Provincia di Trapani (2)
Gibellina (15, maggioritario)
Pantelleria (15, maggioritario)

Provincia di Caltanissetta (2)
Serradifalco (15, maggioritario)
Villalba (12, maggioritario)
Provincia di Catania (7)
Catania (45, proporzionale)
Adrano (30, proporzionale)
Bronte (20, proporzionale)
Maniace (15, maggioritario)
Milo (12, maggioritario)
Pedara (20, proporzionale)
San Giovanni La Punta (20, proporzionale)

Provincia di Messina (6)
Basicò (12, maggioritario)
Graniti (12, maggioritario)
Limina (12, maggioritario)
Malvagna (12, maggioritario)
Milazzo (30, proporzionale)
Raccuja (12, maggioritario)

Provincia di Enna (4)
Aidone (15, maggioritario)
Enna (30, proporzionale)
Pietraperzia (15, maggioritario)
Valguarnera Caropepe (15, maggioritario)

Provincia di Siracusa (1)
Carlentini (20, proporzionale)

Provincia di Ragusa (1)
Ispica (20, proporzionale)

* A Giuliana, in provincia di Palermo, si voterà solo per il turno di ballottaggio, il 29 e 30 maggio. In questo comune, il primo turno si è svolto nel 2003, con il sistema maggioritario. Su ricorso del candidato sconfitto è stata svolta la verifica dei voti, dalla quale è emersa la parità tra i due avversari. Quindi, il CGA ha ordinatolo svolgimento del turno di ballottaggio.

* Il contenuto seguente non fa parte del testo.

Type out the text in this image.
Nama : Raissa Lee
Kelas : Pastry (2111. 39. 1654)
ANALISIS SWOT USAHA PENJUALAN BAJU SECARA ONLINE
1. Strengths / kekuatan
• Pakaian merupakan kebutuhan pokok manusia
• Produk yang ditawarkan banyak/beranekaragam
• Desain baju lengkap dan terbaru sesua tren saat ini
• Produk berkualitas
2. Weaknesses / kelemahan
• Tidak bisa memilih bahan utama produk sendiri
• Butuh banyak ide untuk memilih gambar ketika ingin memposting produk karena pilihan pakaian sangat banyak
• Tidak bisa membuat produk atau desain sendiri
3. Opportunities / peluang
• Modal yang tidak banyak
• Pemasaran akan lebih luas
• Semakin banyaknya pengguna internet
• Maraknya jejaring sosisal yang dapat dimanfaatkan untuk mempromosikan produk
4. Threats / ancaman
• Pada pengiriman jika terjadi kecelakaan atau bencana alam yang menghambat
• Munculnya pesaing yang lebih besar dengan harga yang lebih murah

A maggio si voterà anche per il rinnovo dei consigli circoscrizionali ad Agrigento (per la circoscrizione Centro), a Catania (10 circoscrizioni) a Misilmeri, in provincia di Palermo, (Portella di mare), a Vittoria, in provincia di Ragusa (circoscrizione Centro - Trinità - San Biagio) e a Carlentini, (circoscrizione Nord e Pedagaggi).

25 Febbraio 2005: dalla Giunta No al voto anticipato negli altri comuni
La Giunta regionale siciliana, presieduta da Salvatore Cuffaro, ha detto no alla possibilita' di voto anticipato nei comuni che hanno la loro scadenza naturale a novembre 2005. In tal modo l'esecutivo ha deciso di non tener conto delle dichiarazioni dell'ufficio legislativo e legale che aveva definito illegittimo uno slittamento delle elezioni amministrative all'anno prossimo.

Questi i comuni dove si dovrebbe votare nella tornata di novembre 2005 o primavera 2006:
Provincia di Messina (6): Caronia, Falcone, Ficarra, Forza d'Agrò, Patti, San Marco d'Alunzio
di Agrigento (6): Canicattì, Castrofilippo, Montevago, Ribera, San Biagio Platani, Siculiana
di Palermo (1): Campofelice di Roccella
di Trapani (1): Campobello di Mazara
di Caltanissetta (1): Niscemi

Sindaci e consigli comunali che, allora, furono eletti con la prospettiva di rimanere in carica un quadriennio, e che solo un mese dopo ebbero dall’Ars il «regalo» della proroga di un anno. Proroga che scade, appunto, nel novembre 2005. Nel frattempo l’Assemblea ha votato un'altra norma, che prevede che ci sia un solo turno elettorale ogni anno, tassativamente in primavera. L’interpretazione di questo cocktail di leggi, finora data dalla Regione, avrebbe spostato in avanti sino a metà del 2006 la durata dei mandati.